2.3.1 Dokument D2 offenbart somit ein Verfahren mit den Merkmalen a) bis h) und j).
2.3.2 Das Verfahren von Anspruch 1 unterscheidet sich daher von der Offenbarung von D2 dadurch, dass
- der Schlüssel auf der "Benutzer-Einheit" gespeichert ist (Merkmal i))
- die Recheneinrichtung unter Verwendung des Schlüssels die Einstellwerte und/oder die Parametrierdatei und/oder weitere auf das elektrische Gerät bezogene Informationen und/oder von dem elektrischen Gerät im Betrieb empfangene Daten (im Folgenden "Gerätedaten") verschlüsselt oder in einem unter Verwendung des
Betreiber-Schlüssels zugriffsgeschützten Bereich abspeichert (Merkmale k) und l)).
2.3.3 Der technische Effekt dieser Unterschiede besteht nun darin, dass
i) der Schlüssel bereits in der
Benutzer-Einheit vorgehalten und nicht vom Benutzer eingegeben werden muss, so dass die Authentifizierung erleichtert wird
ii) die gespeicherten Gerätedaten auch in den Fällen geschützt sind, in denen es
nicht-autorisierten Benutzern gelingt, eine Verbindung aufzubauen.
Beide Wirkungen sind nicht synergetisch miteinander verbunden und erlauben mithin die Definition von zwei Teilaufgaben.

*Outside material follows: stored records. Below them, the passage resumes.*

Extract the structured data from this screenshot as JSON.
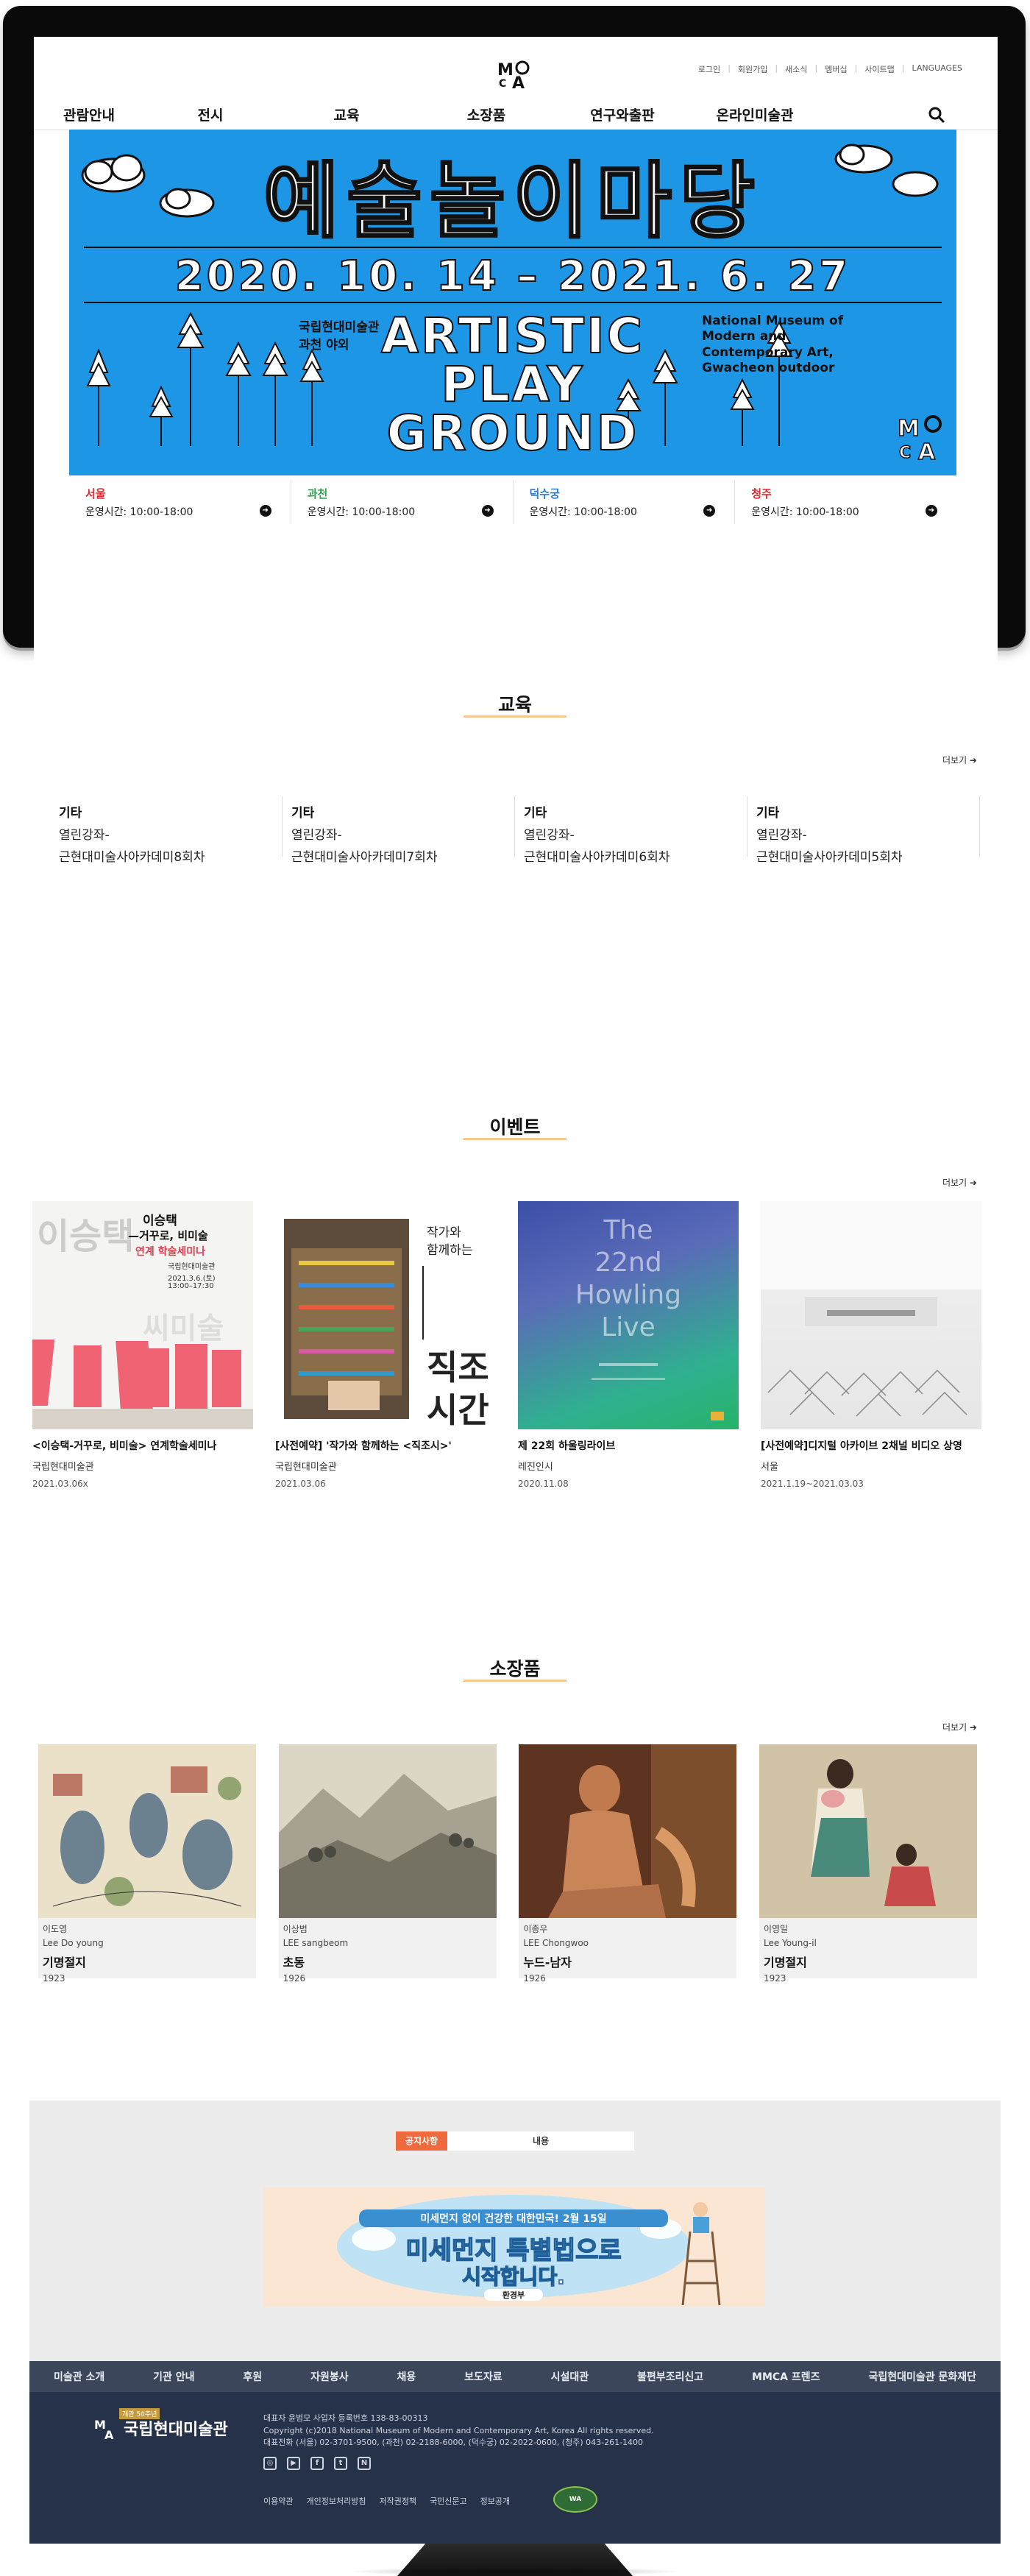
{
  "header": {
    "utility_links": [
      "로그인",
      "회원가입",
      "새소식",
      "멤버십",
      "사이트맵",
      "LANGUAGES"
    ],
    "logo_text": "MMCA",
    "menu": [
      "관람안내",
      "전시",
      "교육",
      "소장품",
      "연구와출판",
      "온라인미술관"
    ]
  },
  "banner": {
    "title": "예술놀이마당",
    "dates": "2020. 10. 14 – 2021. 6. 27",
    "venue_kr": "국립현대미술관\n과천 야외",
    "title_en": "ARTISTIC\nPLAY\nGROUND",
    "venue_en": "National Museum of\nModern and\nContemporary Art,\nGwacheon outdoor",
    "colors": {
      "background": "#1e96e6",
      "stroke": "#111111"
    }
  },
  "hours": [
    {
      "city": "서울",
      "color": "#e3262f",
      "time": "운영시간: 10:00-18:00"
    },
    {
      "city": "과천",
      "color": "#2aa84a",
      "time": "운영시간: 10:00-18:00"
    },
    {
      "city": "덕수궁",
      "color": "#2b7bd6",
      "time": "운영시간: 10:00-18:00"
    },
    {
      "city": "청주",
      "color": "#e3262f",
      "time": "운영시간: 10:00-18:00"
    }
  ],
  "education": {
    "title": "교육",
    "more": "더보기 ➜",
    "items": [
      {
        "category": "기타",
        "line1": "열린강좌-",
        "line2": "근현대미술사아카데미8회차"
      },
      {
        "category": "기타",
        "line1": "열린강좌-",
        "line2": "근현대미술사아카데미7회차"
      },
      {
        "category": "기타",
        "line1": "열린강좌-",
        "line2": "근현대미술사아카데미6회차"
      },
      {
        "category": "기타",
        "line1": "열린강좌-",
        "line2": "근현대미술사아카데미5회차"
      }
    ]
  },
  "events": {
    "title": "이벤트",
    "more": "더보기 ➜",
    "items": [
      {
        "title": "<이승택-거꾸로, 비미술> 연계학술세미나",
        "sub": "국립현대미술관",
        "date": "2021.03.06x",
        "poster": {
          "big": "이승택",
          "line1": "—거꾸로, 비미술",
          "line2": "연계 학술세미나",
          "line3": "국립현대미술관",
          "line4": "2021.3.6.(토)",
          "line5": "13:00–17:30"
        }
      },
      {
        "title": "[사전예약] '작가와 함께하는 <직조시>'",
        "sub": "국립현대미술관",
        "date": "2021.03.06",
        "poster": {
          "small1": "작가와",
          "small2": "함께하는",
          "big1": "직조",
          "big2": "시간"
        }
      },
      {
        "title": "제 22회 하울링라이브",
        "sub": "레진인시",
        "date": "2020.11.08",
        "poster": {
          "line1": "The",
          "line2": "22nd",
          "line3": "Howling",
          "line4": "Live"
        }
      },
      {
        "title": "[사전예약]디지털 아카이브 2채널 비디오 상영",
        "sub": "서울",
        "date": "2021.1.19~2021.03.03",
        "poster": {}
      }
    ]
  },
  "collection": {
    "title": "소장품",
    "more": "더보기 ➜",
    "items": [
      {
        "artist_kr": "이도영",
        "artist_en": "Lee Do young",
        "title": "기명절지",
        "year": "1923"
      },
      {
        "artist_kr": "이상범",
        "artist_en": "LEE sangbeom",
        "title": "초동",
        "year": "1926"
      },
      {
        "artist_kr": "이종우",
        "artist_en": "LEE Chongwoo",
        "title": "누드-남자",
        "year": "1926"
      },
      {
        "artist_kr": "이영일",
        "artist_en": "Lee Young-il",
        "title": "기명절지",
        "year": "1923"
      }
    ]
  },
  "notice": {
    "tab_active": "공지사항",
    "tab_other": "내용",
    "banner": {
      "top": "미세먼지 없이 건강한 대한민국! 2월 15일",
      "main": "미세먼지 특별법으로",
      "main2": "시작합니다.",
      "ministry": "환경부"
    }
  },
  "footer": {
    "nav": [
      "미술관 소개",
      "기관 안내",
      "후원",
      "자원봉사",
      "채용",
      "보도자료",
      "시설대관",
      "불편부조리신고",
      "MMCA 프렌즈",
      "국립현대미술관 문화재단"
    ],
    "logo_name": "국립현대미술관",
    "logo_tag": "개관 50주년",
    "info1": "대표자 윤범모 사업자 등록번호 138-83-00313",
    "info2": "Copyright (c)2018 National Museum of Modern and Contemporary Art, Korea All rights reserved.",
    "info3": "대표전화 (서울) 02-3701-9500, (과천) 02-2188-6000, (덕수궁) 02-2022-0600, (청주) 043-261-1400",
    "social": [
      "◎",
      "▶",
      "f",
      "t",
      "N"
    ],
    "links": [
      "이용약관",
      "개인정보처리방침",
      "저작권정책",
      "국민신문고",
      "정보공개"
    ],
    "badge": "WA"
  }
}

2.3.4 Die zugrunde liegenden objektiven Teilaufgaben könnten daher darin gesehen werden, (i) "den sicheren Zugriff der Benutzer-Einheit auf die Recheneinrichtung für den Benutzer zu vereinfachen" und (ii) "die Sicherheit der gespeicherten Gerätedaten zu erhöhen".
2.3.5 Bezüglich der Teilaufgabe (i) ist festzuhalten, dass es für eine Fachperson auf dem Gebiet der Automatisierungstechnik zum Anmeldezeitpunkt eigentlich nur zwei praktikable Optionen zur Vereinfachung eines sicheren Zugriffs der Benutzer-Einheit auf die Recheneinrichtung verfügbar gewesen wären, nämlich entweder (1) die Eingabe durch den Benutzer oder (2) die Vorabspeicherung des entsprechenden Sicherheitsschlüssels. Im Lichte dieser gleichwertigen Optionen mit ihren hinreichend bekannten Vor- und Nachteilen wäre es somit für die Fachperson eine naheliegende Variante gewesen, einen digitalen Schlüssel für die Autorisierung in der zugreifenden Benutzer-Einheit zu speichern, damit der Benutzer ihn nicht immer wieder neu eingeben müsste.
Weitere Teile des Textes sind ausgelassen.